Even at higher learning institutions, the retreat is visible. Penn, once vocal about its DEI efforts, has quietly taken down key web pages dedicated to these initiatives. This is not an isolated case. Across the country, universities and corporations are scrubbing DEI from their branding, wary of political and legal scrutiny. If these efforts had been genuinely transformative, would they be so easily erased?

This shift is reflective of a broader political movement. Under the new Trump administration, there has been a concentrated effort to clamp down on diversity training and DEI initiatives, which are considered a form of illegal discrimination. The Department of Education recently ordered universities to eliminate their DEI programs within two weeks or their federal funding would be entirely removed. Donald Trump has gone as far as to blame tragedies on the so-called dangers of DEI, further turning the term into a scapegoat. The term DEI has now joined the ranks of other politicized buzzwords — once “SJW” (Social Justice Warrior), “woke,” and now “DEI” — all repurposed to stoke resentment towards groups that are its perceived beneficiaries. 

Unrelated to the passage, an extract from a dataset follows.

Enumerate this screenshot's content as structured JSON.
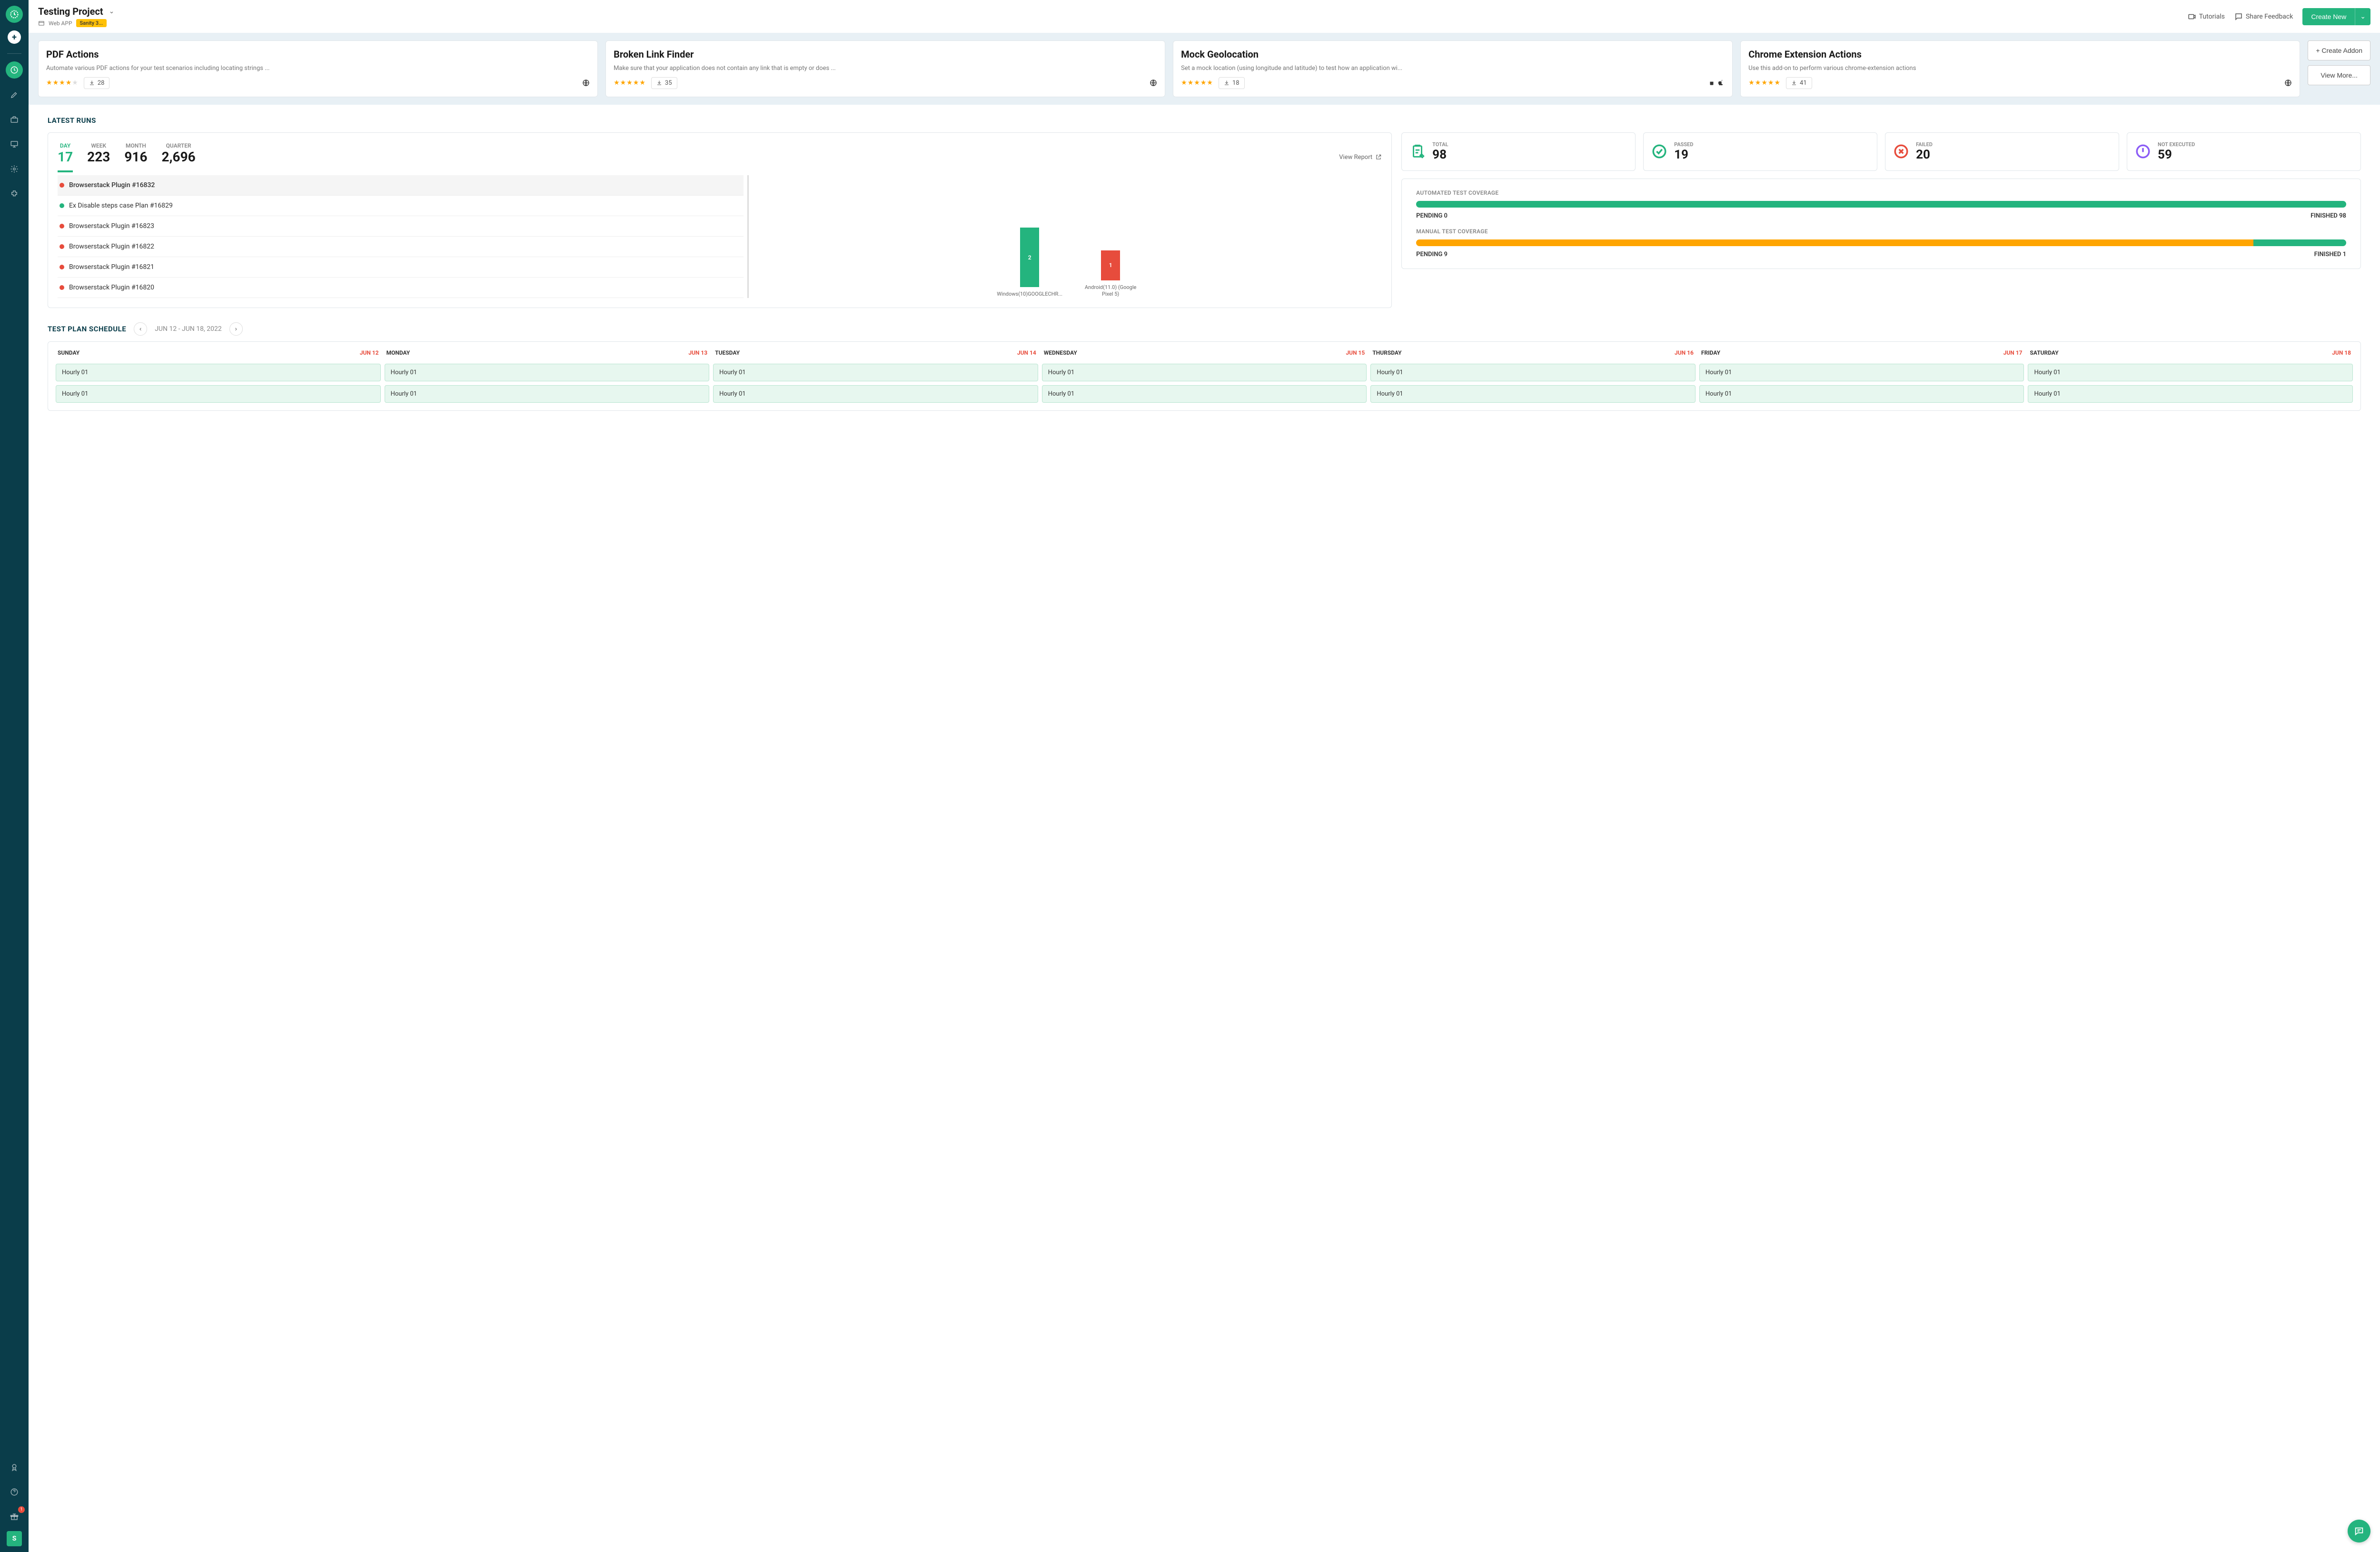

But let’s be honest. If DEI were truly effective, Black professionals wouldn’t still be fighting for a foothold in industries where they remain drastically underrepresented. The argument that diversity initiatives have somehow gone too far ignores the reality that these efforts never fully corrected historical disparities to begin with. The numbers don’t lie: Despite years of DEI initiatives, many industries still lack substantial minority representation, particularly as one ascends the corporate ladder, and economic gaps persist. In tech, for example, Black women still make up only 3% of the workforce — hardly evidence of a radical change from DEI.

So where does that leave us?

As companies and institutions distance themselves from DEI, we must remember: Diversity is not just a moral imperative; it is a source of strength. Research consistently shows that diverse teams outperform homogeneous ones, bringing innovation, adaptability, and broader perspectives. The fight for equity does not end because organizations choose to modify their commitments.

The BEYA conference was a stark reminder of this reality. Conversations with fellow attendees reflected a mix of hope and frustration — hope that the talent and ambition in the room would push through barriers, but frustration at the systemic shifts making it harder for minority professionals to succeed. Despite the setbacks, the determination was palpable. Many older attendees had seen this cycle before, and they assured us that the fight doesn’t stop just because the opposition grows louder.

Black History Month is a reminder of the resilience that has carried us through far worse setbacks. This is not the first time progress has been met with resistance, nor will it be the last. But history also tells us that change is not gifted: It is fought for.

Stay vigilant. Stay strong. The work continues.